Abderrahim El Ouali, Inter Press Service News Agency
CASABLANCA, Jun 19 (IPS) – Abolition of the death penalty in the Muslim world is possible but could take a long time, as human rights activists first must fight misconceptions about crime deterrence and Shariah law.
This was the message heard at an annual conference on the weekend organised by the World Coalition Against the Death Penalty (WCADP). Speakers representing abolition groups from around the world added that strategies to end the death penalty in the Muslim world should be based on dialogue with its advocates.
Of the top nine countries which retain the death penalty, five — Iran, Saudi Arabia, Pakistan, Yemen and Jordan — are Muslim. All except Pakistan are in the Middle East.
Favourable theologians "and the more open Muslim and Arab countries can lead" the abolition efforts, Etienne Jaudel, French attorney and former secretary general of the International Federation for Human Rights, told conference participants Sunday.
Positive signs towards abolition of death penalty in the Muslim Arab world first came when Senegal abolished the practise in December 2004. Morocco, too, is moving in the same direction. The last execution was carried out some 13 years ago.
"We are convinced that Morocco will abolish the death penalty," Youssef Madad, a member of the WCADP steering committee said at the conference.
As an expression of solidarity, five Moroccan parliament members attended the conference. Deputy Bouchra Khiyari told participants that her parliamentary group has already proposed a law that would "execute the death penalty and make it a part of the past" in Morocco.
Nezha Skalli, another Moroccan lawmaker attending the conference,ánoted that the first democratic government in Morocco was led by Abderrahmane Youssoufi, who had been sentenced to death during King Hassan's iron-fisted 38-year rule.
"If the penalty had been carried out, it would have deprived Morocco of an historic leader," Skalli said. That shows "there is always a possibility of a judicial mistake."
Still, the fight to end capital punishment will be long, conference participants said. First some common misconceptions must be overcome
Contrary to what is commonly believed, the death penalty is not clearly ordered by Islam, Mohamed Lemine Ould Bah, jurist and a member of the Association Mauritannienne des droits de l'homme, told IPS. The code of law derived by theologians from the Quran and from the teachings and example of Muhammad is called Shariah rule.
"Shariah is mostly a human thought of Muslim theologians during different ages.

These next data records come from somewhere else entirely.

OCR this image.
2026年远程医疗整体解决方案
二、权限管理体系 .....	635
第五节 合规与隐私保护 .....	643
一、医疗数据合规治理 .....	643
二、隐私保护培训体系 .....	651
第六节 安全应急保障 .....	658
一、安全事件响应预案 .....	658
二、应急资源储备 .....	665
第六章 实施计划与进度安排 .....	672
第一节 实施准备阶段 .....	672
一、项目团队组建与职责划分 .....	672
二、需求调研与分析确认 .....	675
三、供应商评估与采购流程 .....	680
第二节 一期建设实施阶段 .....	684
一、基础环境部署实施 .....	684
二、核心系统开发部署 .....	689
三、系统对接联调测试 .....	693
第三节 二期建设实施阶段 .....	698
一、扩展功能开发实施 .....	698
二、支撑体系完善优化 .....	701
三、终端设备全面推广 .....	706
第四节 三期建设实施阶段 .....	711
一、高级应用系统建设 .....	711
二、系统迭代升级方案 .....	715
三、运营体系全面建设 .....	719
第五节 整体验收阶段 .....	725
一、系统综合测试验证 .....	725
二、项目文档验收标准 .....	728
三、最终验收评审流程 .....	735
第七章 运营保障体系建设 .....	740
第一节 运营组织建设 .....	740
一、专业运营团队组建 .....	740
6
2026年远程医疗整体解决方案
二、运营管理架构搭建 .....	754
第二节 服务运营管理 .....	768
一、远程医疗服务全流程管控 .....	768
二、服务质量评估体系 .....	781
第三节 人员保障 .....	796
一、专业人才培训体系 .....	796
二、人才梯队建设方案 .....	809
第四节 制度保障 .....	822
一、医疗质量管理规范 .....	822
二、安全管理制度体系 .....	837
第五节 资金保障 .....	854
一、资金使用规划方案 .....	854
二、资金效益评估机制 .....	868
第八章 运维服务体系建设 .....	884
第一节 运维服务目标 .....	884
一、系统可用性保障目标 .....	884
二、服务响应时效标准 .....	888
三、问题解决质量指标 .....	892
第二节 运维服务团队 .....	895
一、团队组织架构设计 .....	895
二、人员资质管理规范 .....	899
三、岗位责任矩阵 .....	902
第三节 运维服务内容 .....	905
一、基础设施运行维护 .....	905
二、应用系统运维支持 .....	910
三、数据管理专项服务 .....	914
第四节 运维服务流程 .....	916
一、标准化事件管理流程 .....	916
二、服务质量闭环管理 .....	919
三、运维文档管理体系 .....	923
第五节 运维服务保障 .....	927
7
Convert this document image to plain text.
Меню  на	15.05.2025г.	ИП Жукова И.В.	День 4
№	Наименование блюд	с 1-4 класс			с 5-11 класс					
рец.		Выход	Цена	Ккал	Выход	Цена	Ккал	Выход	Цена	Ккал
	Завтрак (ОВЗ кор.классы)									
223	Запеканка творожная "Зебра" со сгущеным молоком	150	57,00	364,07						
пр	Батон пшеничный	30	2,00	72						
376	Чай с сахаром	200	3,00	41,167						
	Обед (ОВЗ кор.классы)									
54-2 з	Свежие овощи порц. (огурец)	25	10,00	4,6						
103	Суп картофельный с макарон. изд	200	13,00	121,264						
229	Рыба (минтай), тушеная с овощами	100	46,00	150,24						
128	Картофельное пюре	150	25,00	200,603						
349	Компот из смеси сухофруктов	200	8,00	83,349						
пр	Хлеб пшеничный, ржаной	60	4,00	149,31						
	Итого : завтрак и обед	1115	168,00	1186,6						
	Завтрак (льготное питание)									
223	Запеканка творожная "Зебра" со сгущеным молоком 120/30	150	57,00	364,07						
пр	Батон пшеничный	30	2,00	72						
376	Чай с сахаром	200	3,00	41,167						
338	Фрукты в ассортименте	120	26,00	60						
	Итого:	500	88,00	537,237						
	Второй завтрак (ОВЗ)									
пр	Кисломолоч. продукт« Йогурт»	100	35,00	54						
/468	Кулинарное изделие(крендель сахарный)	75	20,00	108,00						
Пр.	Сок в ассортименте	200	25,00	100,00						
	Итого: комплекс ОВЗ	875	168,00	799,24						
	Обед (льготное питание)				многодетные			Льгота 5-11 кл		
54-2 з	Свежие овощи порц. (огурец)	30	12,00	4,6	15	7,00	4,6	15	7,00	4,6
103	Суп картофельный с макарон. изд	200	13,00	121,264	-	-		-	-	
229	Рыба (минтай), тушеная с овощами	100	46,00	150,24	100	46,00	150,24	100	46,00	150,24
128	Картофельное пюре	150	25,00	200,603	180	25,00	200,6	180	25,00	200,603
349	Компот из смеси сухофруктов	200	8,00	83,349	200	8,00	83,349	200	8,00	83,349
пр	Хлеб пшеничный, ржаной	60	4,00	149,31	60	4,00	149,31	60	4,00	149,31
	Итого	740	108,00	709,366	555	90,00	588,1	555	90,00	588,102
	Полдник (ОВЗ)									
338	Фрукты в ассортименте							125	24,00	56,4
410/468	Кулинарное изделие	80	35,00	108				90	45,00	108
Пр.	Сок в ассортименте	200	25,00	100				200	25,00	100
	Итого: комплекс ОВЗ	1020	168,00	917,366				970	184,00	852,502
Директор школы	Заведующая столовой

Therefore, it can be customised to actual needs," Ould Bah said.
For instance, Ould Bah said, polygamy was once allowed but now has been prohibited.
Within Shariah law, there is a specific set of violations known as Hadd offences. These may include crimes like theft, adultery, and apostasy, which is leaving the Islamic religion. Penalties can include stoning, lashing or the severing of a hand.
Penalties for Hadd offences are not uniformly adopted in Islamic countries. Only a few Muslim nations, notably Iran and Saudi Arabia, include death by stoning or hanging for some Hadd offences.
"The great majority of Shariah rules are not (commonly) implemented in Muslim Arab states," Ould Bah said. He added, however, that many governments choose not to abolish the death penalty because they use executions as a means of oppression.
Iran, for example, is one of the world's most frequent executioners. According to human rights watchdog Amnesty International, the Islamic country is known to have executed at least 94 people last year.
"The death penalty does not help to restore justice or to stop criminality," Amina Bouayache, president of the Moroccan Human Rights Organisation, told conference participants. "Fighting it is a human demand."
Some in attendance at the weekend conference said they believed efforts should be focused on countries like Iran and Saudi Arabia where a high number of executions are carried out every year.
"But fighting for the abolition of death penalty is linked to the freedom of speech," which is lacking in these countries, said one participant. Freedom of speech can help in talking about abolition but will not necessarily make it a reality.
Abdelilah Benabdesselem, coordinator of the Moroccan National Committee for Death Penalty Abolition, told the Sunday session that the "death penalty is a serious violation of the right of life," an important tenet in Islam.
Benabdesselem's committee was created by Moroccan human rights activists to help coordinate efforts aimed at effectively involving the Moroccan state in the international dynamic to abolish the death penalty, he said.
Though no executions have been carried out in Morocco for the last 13 years, some 149 persons still sit on death row. Eight of them are women.
Currently there are 283 offences in Moroccan penal law that can lead to the death penalty. Another 66 crimes in military law and 12 violations of the terrorism law also can carry the maximum penalty, said attorney Mohamed Ahdaf.